The word on the street is that sovereign wealth funds are returning to private real estate. One capital markets professional told PERE this week they will be “back in force.”

Invesco, the Atlanta-based manager, agrees. After a pandemic period in which sovereign investment was subdued as these institutions supported their various governments in efforts to stabilize their countries, Invesco predicts a significant gear change in their approach to the asset class in the near term.

In its ninth annual Global Sovereign Asset Management Study, published on Monday, the manager said 72 percent of the 82 sovereign wealth funds and 59 central banks included in the research saw the pandemic’s impact on markets as now offering a “strong opportunity to invest” in real estate.

Among the most prolific investor types after the global financial crisis, sovereign wealth funds will undoubtedly grab the attention of managers worldwide with their return to the sector. This was, after all, a cohort responsible for $51 billion of direct investment in the heady year of 2015, the first of the plateau-at-the-top-of-the-cycle years before the oft-predicted ‘black swan event’ materialized as a coronavirus. That number, from real estate transactions research house Real Capital Analytics, was followed by another $30 billion in 2016 and $32 billion in 2017.

It fell to just $13 billion last year, the period in which Invesco’s study said 58 percent of investment sovereigns registered withdrawal demands from their governments. Subsequently, sovereign allocations to real estate fell to 8.3 percent in 2021, down from 9 percent in 2020 and 8.7 percent in 2019.

Those state funds with capital supplies dependent on the prices of commodities have been notably withdrawn from the market. Among those dependent on demand for hydrocarbons, RCA saw just one direct investment by Qatar Investment Authority since January 2020, while the Abu Dhabi Investment Authority, Kuwait Investment Authority and the State Oil Fund of Azerbaijan each were net sellers.

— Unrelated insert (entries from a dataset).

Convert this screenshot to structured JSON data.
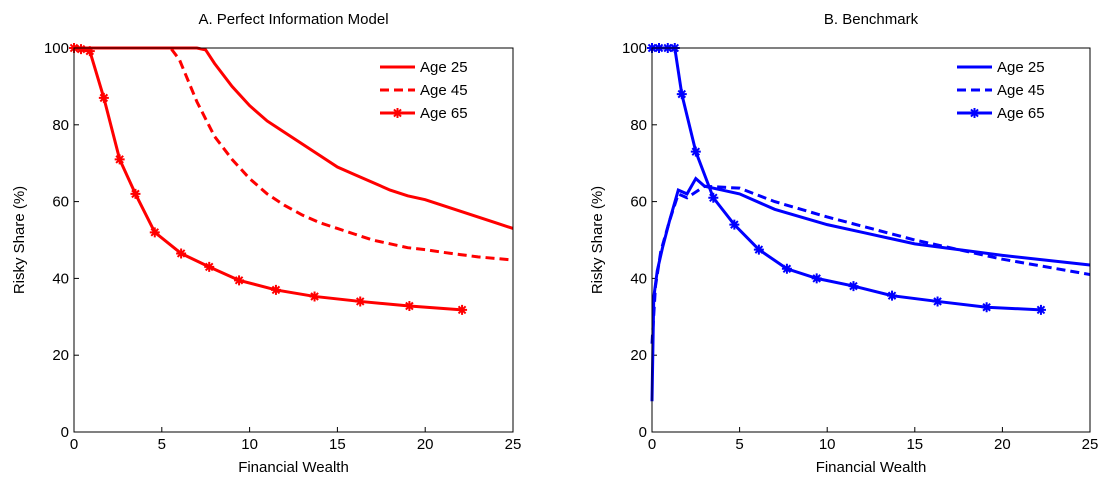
{
  "chart_data": [
    {
      "type": "line",
      "title": "A. Perfect Information Model",
      "xlabel": "Financial Wealth",
      "ylabel": "Risky Share (%)",
      "xlim": [
        0,
        25
      ],
      "ylim": [
        0,
        100
      ],
      "xticks": [
        0,
        5,
        10,
        15,
        20,
        25
      ],
      "yticks": [
        0,
        20,
        40,
        60,
        80,
        100
      ],
      "legend": "upper right",
      "series": [
        {
          "name": "Age 25",
          "color": "#ff0000",
          "linestyle": "solid",
          "marker": "none",
          "x": [
            0,
            2,
            4,
            6,
            7,
            7.5,
            8,
            9,
            10,
            11,
            12,
            13,
            14,
            15,
            16,
            17,
            18,
            19,
            20,
            21,
            22,
            23,
            24,
            25
          ],
          "values": [
            100,
            100,
            100,
            100,
            100,
            99.5,
            96,
            90,
            85,
            81,
            78,
            75,
            72,
            69,
            67,
            65,
            63,
            61.5,
            60.5,
            59,
            57.5,
            56,
            54.5,
            53
          ]
        },
        {
          "name": "Age 45",
          "color": "#ff0000",
          "linestyle": "dashed",
          "marker": "none",
          "x": [
            0,
            2,
            4,
            5.5,
            6,
            7,
            8,
            9,
            10,
            11,
            12,
            13,
            14,
            15,
            16,
            17,
            18,
            19,
            20,
            21,
            22,
            23,
            24,
            25
          ],
          "values": [
            100,
            100,
            100,
            100,
            97,
            86,
            77,
            71,
            66,
            62,
            59,
            56.5,
            54.5,
            53,
            51.5,
            50,
            49,
            48,
            47.5,
            46.8,
            46.2,
            45.6,
            45.2,
            44.8
          ]
        },
        {
          "name": "Age 65",
          "color": "#ff0000",
          "linestyle": "solid",
          "marker": "asterisk",
          "x": [
            0,
            0.4,
            0.9,
            1.7,
            2.6,
            3.5,
            4.6,
            6.1,
            7.7,
            9.4,
            11.5,
            13.7,
            16.3,
            19.1,
            22.1
          ],
          "values": [
            100,
            99.7,
            99.2,
            87,
            71,
            62,
            52,
            46.5,
            43,
            39.5,
            37,
            35.3,
            34,
            32.8,
            31.8
          ]
        }
      ]
    },
    {
      "type": "line",
      "title": "B. Benchmark",
      "xlabel": "Financial Wealth",
      "ylabel": "Risky Share (%)",
      "xlim": [
        0,
        25
      ],
      "ylim": [
        0,
        100
      ],
      "xticks": [
        0,
        5,
        10,
        15,
        20,
        25
      ],
      "yticks": [
        0,
        20,
        40,
        60,
        80,
        100
      ],
      "legend": "upper right",
      "series": [
        {
          "name": "Age 25",
          "color": "#0000ff",
          "linestyle": "solid",
          "marker": "none",
          "x": [
            0,
            0.1,
            0.3,
            0.6,
            1,
            1.5,
            2,
            2.5,
            3,
            4,
            5,
            7,
            10,
            12,
            15,
            20,
            25
          ],
          "values": [
            8,
            35,
            42,
            48,
            55,
            63,
            62,
            66,
            64,
            63,
            62,
            58,
            54,
            52,
            49,
            46,
            43.5
          ]
        },
        {
          "name": "Age 45",
          "color": "#0000ff",
          "linestyle": "dashed",
          "marker": "none",
          "x": [
            0,
            0.2,
            0.5,
            1,
            1.5,
            2,
            3,
            5,
            7,
            10,
            15,
            20,
            25
          ],
          "values": [
            23,
            38,
            47,
            55,
            62,
            61,
            64,
            63.5,
            60,
            56,
            50,
            45,
            41
          ]
        },
        {
          "name": "Age 65",
          "color": "#0000ff",
          "linestyle": "solid",
          "marker": "asterisk",
          "x": [
            0,
            0.4,
            0.9,
            1.3,
            1.7,
            2.5,
            3.5,
            4.7,
            6.1,
            7.7,
            9.4,
            11.5,
            13.7,
            16.3,
            19.1,
            22.2
          ],
          "values": [
            100,
            100,
            100,
            100,
            88,
            73,
            61,
            54,
            47.5,
            42.5,
            40,
            38,
            35.5,
            34,
            32.5,
            31.8
          ]
        }
      ]
    }
  ]
}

Demand returning for these commodities as economies rebound is expected to precipitate a new trajectory, Invesco predicts. But what will they buy in the bifurcated market they return to, one now characterized by demographic, social and technology changes that have accelerated?

Predictably, Invesco sees them joining the throngs currently stampeding into sectors like logistics, residential and digital real estate and any properties displaying resilient ESG credentials. Similarly predictable, wholesale investing into pre-covid darlings like offices and hotels is over. Fellow trade publication Pensions and Investments reported in June how ADIA, for example, was reviewing its office holdings, alongside its retail properties, which had suffered from the effects of the pandemic.

In a market still replete with capital – joint research by associations INREV, ANREV and PREA counted $239 billion in fund dry powder alone at the start of 2020 – effective deployment is not the same equation it was when the sovereigns were at their dominant last-cycle zenith. For one, the competition from other institution types is unequivocally fiercer today.

To that point, here is a spoiler alert: PERE has just finished compiling the data for the next Global Investor 100 ranking to be published in October. Where once sovereign money reigned supreme, it has now been replaced by insurer and pension capital that has continued to actively deploy throughout the crisis. It is hard to see how, after a couple of years of muted activity, these investors will be able to get back on top.